Nonostante che gli omicidi quotidiani -di donne, prevalentemente, ma non solo- abbiano tolto da tempo alla famiglia la sua immagine tradizionale di ‘luogo sacro’, focolare dell’amore, culla di teneri affetti, riposo del guerriero, nonostante che la diffusa pedofilia si annidi proprio nelle stanze che si vorrebbero destinate ad altra intimità, la famiglia resta il grande rimosso dell’insicurezza sociale, delle paure reali o ingigantite ad arte, la zona di passioni “inspiegabili” per una cultura di massa che, per un altro verso, pretende di portare tutto allo scoperto, e che oggi penetra più o meno cinicamente, per ragioni scientifiche commerciali, politiche, moraliste o religiose, fin nelle pieghe più insondabili della nascita, della morte, della maternità, della malattia. E’ facile fare una battaglia perché si limiti il porto d’armi, perché cessi la campagna sicuritaria da parte di politici interessati a raccogliere consensi giocando sull’emotività della gente più indifesa. Più difficile è guardare senza orrore e senza arretramenti quel coltello che compare sulle cucine, sulle tavole, e che somministra cibo e morte, arma a doppio taglio proprio come il legame che stringe amore e odio intorno alla coppia, alle parentele, alle convivenze.
All’interno delle case, in nuclei famigliari sempre più ristretti, si gioca ancora la partita del potere, dell’ingiustizia, dello sfruttamento, della violenza più resistente a ogni cambiamento, per la radice antica e per la complessità, contraddittorietà, delle esperienze che vi sono implicate.
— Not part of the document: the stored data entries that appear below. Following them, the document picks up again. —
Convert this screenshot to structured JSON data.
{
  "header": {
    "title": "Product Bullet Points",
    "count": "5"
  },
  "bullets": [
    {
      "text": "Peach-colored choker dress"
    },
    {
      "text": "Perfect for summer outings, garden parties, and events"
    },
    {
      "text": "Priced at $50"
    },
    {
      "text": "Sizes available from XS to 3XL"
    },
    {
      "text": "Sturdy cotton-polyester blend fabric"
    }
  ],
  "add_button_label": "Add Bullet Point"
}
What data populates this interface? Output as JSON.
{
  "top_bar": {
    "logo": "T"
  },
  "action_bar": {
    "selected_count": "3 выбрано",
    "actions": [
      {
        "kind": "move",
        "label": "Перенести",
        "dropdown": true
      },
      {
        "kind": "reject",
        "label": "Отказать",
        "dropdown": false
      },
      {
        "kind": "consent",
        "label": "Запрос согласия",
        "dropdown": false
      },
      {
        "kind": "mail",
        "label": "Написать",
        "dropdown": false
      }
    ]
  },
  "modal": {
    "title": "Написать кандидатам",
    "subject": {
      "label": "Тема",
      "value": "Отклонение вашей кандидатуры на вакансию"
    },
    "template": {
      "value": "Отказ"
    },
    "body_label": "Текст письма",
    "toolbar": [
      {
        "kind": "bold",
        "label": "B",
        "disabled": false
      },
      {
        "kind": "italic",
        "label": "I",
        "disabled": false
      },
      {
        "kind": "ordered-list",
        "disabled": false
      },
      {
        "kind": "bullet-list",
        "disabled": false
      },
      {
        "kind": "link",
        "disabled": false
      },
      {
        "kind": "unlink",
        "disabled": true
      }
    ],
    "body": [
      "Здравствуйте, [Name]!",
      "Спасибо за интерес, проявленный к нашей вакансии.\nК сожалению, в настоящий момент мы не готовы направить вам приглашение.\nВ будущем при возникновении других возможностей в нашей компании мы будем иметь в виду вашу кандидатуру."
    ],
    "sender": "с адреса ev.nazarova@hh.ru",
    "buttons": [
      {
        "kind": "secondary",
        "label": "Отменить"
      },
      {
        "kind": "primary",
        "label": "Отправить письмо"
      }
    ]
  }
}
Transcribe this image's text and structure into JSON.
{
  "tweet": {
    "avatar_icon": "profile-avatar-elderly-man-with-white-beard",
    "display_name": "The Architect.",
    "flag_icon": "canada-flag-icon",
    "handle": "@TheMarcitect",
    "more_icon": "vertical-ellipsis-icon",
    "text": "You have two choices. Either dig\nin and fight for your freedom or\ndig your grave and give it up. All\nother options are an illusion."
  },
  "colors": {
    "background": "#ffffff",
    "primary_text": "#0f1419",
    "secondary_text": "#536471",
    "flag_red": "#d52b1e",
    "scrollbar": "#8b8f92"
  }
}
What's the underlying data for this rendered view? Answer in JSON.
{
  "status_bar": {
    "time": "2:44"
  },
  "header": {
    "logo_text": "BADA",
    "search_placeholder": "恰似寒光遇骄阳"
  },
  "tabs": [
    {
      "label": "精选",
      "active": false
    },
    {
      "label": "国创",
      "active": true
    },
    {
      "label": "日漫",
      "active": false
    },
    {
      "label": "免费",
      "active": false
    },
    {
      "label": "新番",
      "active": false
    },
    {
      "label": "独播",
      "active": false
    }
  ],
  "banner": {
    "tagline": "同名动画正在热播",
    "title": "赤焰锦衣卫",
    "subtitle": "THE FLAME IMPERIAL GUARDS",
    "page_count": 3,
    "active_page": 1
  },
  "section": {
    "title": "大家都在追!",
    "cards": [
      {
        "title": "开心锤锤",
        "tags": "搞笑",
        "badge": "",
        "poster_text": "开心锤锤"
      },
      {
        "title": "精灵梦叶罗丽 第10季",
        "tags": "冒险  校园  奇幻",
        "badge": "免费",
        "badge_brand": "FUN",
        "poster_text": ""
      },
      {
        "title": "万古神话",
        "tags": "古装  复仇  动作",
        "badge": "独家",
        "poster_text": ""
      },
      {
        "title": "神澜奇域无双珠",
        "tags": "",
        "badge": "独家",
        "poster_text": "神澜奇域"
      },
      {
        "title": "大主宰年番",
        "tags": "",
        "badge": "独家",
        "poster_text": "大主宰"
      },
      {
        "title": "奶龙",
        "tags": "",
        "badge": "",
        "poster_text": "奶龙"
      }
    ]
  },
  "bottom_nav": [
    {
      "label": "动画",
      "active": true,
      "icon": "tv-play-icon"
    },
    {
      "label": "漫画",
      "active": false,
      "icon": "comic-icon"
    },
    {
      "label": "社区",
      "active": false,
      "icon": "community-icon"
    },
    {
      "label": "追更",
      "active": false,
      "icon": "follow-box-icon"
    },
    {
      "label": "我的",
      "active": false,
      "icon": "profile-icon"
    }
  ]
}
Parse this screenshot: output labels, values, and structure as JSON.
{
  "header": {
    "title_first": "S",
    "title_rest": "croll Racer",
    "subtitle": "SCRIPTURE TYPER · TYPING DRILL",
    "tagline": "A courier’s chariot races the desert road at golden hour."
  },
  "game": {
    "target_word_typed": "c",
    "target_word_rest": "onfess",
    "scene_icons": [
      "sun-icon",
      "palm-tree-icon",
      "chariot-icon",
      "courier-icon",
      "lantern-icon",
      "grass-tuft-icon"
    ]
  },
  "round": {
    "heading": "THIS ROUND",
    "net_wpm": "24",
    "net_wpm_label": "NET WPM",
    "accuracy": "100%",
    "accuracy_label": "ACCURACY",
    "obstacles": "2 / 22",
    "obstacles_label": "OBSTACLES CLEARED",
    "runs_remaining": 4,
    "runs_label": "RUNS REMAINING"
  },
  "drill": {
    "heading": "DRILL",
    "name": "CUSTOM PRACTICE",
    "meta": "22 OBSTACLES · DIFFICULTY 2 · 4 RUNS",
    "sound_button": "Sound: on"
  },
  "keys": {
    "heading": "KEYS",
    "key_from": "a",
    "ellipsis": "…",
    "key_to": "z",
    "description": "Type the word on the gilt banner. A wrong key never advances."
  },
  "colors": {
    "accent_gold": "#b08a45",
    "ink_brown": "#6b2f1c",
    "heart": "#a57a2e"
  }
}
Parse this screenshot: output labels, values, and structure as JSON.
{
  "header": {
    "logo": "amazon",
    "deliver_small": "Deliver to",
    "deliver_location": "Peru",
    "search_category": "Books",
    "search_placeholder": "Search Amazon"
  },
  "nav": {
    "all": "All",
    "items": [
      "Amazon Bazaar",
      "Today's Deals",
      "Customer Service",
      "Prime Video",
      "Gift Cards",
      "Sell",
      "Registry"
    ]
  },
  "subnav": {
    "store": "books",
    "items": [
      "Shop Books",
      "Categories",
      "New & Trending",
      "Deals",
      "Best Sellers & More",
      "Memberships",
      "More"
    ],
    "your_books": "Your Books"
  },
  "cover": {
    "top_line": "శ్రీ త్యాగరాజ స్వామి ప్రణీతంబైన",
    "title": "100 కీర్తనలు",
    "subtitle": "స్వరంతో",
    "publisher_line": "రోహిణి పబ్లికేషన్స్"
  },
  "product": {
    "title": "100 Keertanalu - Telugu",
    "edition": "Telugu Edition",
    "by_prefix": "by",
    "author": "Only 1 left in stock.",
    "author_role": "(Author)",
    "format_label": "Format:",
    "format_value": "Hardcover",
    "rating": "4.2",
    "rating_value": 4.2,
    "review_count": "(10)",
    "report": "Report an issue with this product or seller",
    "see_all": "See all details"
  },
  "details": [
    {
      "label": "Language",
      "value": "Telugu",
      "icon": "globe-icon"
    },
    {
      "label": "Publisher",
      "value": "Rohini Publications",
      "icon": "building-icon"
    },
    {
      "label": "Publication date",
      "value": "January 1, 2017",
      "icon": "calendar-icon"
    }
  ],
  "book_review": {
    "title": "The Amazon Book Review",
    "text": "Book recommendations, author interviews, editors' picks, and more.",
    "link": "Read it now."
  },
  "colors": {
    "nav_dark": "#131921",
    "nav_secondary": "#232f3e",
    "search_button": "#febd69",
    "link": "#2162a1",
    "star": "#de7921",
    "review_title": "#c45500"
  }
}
Ma c’è, e non da ora, una storia e una cultura politica di donne che ha osato portare lo sguardo oltre i confini della polis, scoperchiare mascheramenti ideologici secolari, riformulare da quell’ ‘altrove’, cellula prima di ogni forma di dominio, l’idea stessa di politica. Se, nonostante il pervicace silenzio di cui è fatta oggetto, torna da più di un secolo a riempire piazze e strade, si può ancora far finta di non vederla ma non sapere che esiste.